Penilaian eSPMI bersifat sangat dinamis dan berpengaruh pada indikator penilaian. Misal, penilaian 0 sampai 4, maka terdapat 5 indikator. Jika penilaian 0 sampai 7, maka terdapat 8 indikator. Sementara itu, penilaian terdiri dari 2 tipe, pembulatan nilai atau pecahan desimal. Tolok ukur penilaian tergantung dari kebijakan kampus masing-masing.

  • Dashboard program studi

eSPMI memuat evaluasi diri dan temuan data atau warning. Sehingga ketika akan melakukan akreditasi, perguruan tinggi dapat mempersiapkan data-data yang diperlukan dengan lebih matang. Selain itu, Perguruan Tinggi dapat melakukan pengecekan data belum terisi sebelum dimasukkan atau diinput ke dalam sistem. 

  • Rekap evaluasi diri program studi

Melalui aplikasi eSPMI, perguruan tinggi dapat mengetahui apabila ada temuan dari notifikasi warning setiap program studi. Jadi, ketika pelaksanaan audit berlangsung kedua belah pihak telah mengetahui hal-hal yang menjadi pokok pembahasan.

  • Daftar temuan

Pada tahap ini, eSPMI dapat difungsikan untuk pembuktian data temuan. Yaitu dengan melakukan pencarian secara menyeluruh.

  • Action plan

eSPMI memiliki kapabilitas terhadap perwujudan sebuah Action Plan. Program studi diharapkan mampu bertanggung jawab penuh terhadap suatu kegiatan. Misalnya, dari sisi pengelolaan, pelaksanaan, target waktu, serta jumlah biaya yang harus dikeluarkan. Apabila kampus sudah memiliki aplikasi eBudgeting dan terintegrasi, maka temuan mengenai biaya akan otomatis muncul dan terekspos. Jika biaya yang muncul disepakati untuk dikerjakan, maka akan tercipta action plan perbaikan mutu dari kampus tersebut.

  • Dashboard auditor

Melalui Dashboard Auditor, perguruan tinggi dapat mengetahui identitas auditor, jumlah evaluasi yang dilakukan serta durasi target. Para auditor dapat melakukan pengecekan untuk pertanyaan-pertanyaan tak terjawab. Sehingga dalam proses audit tidak memerlukan pencarian dan pembacaan ulang file dari awal, cukup dengan klik data yang akan dibahas.

  • Desk evaluasi

Fitur Desk Evaluasi memungkinkan auditor untuk mengetahui bagian mana saja yang belum dievaluasi.

  • Visitas prodi

Melalui Visitasi Prodi, perguruan tinggi dapat mengetahui mana saja hal yang akan diaudit dan dijadikan pertanyaan.

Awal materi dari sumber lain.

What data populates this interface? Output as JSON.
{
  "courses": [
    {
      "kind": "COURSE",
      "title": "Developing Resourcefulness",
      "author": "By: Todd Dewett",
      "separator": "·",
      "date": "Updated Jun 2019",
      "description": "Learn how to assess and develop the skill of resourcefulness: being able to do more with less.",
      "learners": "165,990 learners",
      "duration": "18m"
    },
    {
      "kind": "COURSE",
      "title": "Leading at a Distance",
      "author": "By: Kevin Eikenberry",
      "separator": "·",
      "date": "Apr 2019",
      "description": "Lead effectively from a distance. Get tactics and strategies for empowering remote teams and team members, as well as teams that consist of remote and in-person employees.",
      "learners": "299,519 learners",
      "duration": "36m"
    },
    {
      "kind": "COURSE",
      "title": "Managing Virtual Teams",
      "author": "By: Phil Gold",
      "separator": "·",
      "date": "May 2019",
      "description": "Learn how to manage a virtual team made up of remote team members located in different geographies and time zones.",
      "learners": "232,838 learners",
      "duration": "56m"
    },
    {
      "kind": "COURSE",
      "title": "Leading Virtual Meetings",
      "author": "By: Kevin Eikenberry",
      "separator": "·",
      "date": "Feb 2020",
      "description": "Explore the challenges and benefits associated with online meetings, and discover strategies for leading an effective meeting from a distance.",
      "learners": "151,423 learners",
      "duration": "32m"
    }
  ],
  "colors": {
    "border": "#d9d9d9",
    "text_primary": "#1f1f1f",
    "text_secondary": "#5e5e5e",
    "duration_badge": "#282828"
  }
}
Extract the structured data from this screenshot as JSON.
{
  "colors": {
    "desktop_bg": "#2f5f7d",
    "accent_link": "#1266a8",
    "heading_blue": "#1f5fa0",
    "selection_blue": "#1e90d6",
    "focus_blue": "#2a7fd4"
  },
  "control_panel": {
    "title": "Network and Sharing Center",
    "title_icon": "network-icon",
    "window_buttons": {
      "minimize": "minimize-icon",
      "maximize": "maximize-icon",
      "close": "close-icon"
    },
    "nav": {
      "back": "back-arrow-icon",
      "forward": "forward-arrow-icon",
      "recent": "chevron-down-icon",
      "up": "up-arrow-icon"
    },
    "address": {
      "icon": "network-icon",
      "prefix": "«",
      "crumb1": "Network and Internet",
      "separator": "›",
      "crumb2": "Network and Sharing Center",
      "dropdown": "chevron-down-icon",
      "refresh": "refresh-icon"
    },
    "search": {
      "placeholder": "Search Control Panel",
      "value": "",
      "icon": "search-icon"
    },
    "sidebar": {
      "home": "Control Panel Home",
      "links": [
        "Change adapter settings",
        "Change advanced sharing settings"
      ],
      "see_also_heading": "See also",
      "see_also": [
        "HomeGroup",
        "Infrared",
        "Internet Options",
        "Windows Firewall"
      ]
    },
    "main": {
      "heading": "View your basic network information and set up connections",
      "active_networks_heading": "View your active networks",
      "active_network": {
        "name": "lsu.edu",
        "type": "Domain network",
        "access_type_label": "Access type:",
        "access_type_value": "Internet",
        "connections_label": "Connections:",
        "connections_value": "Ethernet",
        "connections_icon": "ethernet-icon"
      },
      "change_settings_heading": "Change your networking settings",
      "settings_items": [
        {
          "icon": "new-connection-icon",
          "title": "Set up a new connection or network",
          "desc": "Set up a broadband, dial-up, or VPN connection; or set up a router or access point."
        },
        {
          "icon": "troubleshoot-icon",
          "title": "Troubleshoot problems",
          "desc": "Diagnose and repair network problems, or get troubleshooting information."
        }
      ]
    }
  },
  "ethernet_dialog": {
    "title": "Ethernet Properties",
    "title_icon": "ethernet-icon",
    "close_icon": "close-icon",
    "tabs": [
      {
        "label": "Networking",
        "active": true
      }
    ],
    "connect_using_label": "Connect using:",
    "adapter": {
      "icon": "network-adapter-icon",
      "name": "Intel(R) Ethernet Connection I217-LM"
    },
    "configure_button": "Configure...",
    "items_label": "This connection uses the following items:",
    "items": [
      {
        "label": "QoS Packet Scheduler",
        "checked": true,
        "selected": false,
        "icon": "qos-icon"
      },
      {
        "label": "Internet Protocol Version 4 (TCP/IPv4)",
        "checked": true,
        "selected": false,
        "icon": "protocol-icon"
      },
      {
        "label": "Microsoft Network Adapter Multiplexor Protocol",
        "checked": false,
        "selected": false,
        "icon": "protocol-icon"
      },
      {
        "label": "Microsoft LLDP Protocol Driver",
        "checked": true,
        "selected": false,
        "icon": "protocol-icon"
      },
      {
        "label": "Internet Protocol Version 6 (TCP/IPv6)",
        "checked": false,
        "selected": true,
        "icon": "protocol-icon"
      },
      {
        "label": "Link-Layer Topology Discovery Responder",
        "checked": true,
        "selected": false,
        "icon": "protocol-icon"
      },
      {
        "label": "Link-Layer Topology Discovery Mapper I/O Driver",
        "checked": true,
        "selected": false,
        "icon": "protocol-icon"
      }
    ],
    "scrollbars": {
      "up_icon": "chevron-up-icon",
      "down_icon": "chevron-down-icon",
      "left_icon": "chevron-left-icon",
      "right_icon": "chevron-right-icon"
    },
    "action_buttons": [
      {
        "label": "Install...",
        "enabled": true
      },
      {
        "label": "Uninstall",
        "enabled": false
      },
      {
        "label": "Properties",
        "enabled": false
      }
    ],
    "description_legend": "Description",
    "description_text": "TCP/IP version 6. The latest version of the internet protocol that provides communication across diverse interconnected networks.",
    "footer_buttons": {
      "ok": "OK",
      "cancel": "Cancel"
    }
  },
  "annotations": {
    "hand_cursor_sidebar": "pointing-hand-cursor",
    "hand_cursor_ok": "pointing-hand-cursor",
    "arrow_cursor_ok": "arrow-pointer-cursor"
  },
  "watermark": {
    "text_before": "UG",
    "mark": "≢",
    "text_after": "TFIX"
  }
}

  • Laporan Rekapitulasi Daftar Temuan

Inilah fitur yang selalu dibawa saat rapat manajemen perguruan tinggi, yaitu Laporan Rekapitulasi Daftar Temuan. Ketika para auditor datang, kampus bisa fokus kepada proses audit tanpa perlu repot mencari, membuka, dan membaca ulang hal-hal yang dipertanyakan. Semua auditor dapat membaca data temuan baru yang harus diperbaiki dan terlihat dengan mudah. Sehingga sebelum rapat dimulai, para auditor sudah mendalami topik pembahasan.

Baca juga : Sistem Penjaminan Mutu Internal (SPMI) Digital Ringankan Tugas Penjaminan Mutu Internal Perguruan Tinggi

Kesimpulan

Dengan hadirnya eSPMI, perguruan tinggi dapat lebih menghemat anggaran dan waktu. Penganggaran dana lebih tepat sasaran untuk meningkatkan mutu kampus. Selain itu, kerumitan audit dapat diminimalisir dengan otomasi penyampaian data-data yang cepat dan akurat. Hal terpenting adalah peningkatan mutu akan labih maksimal.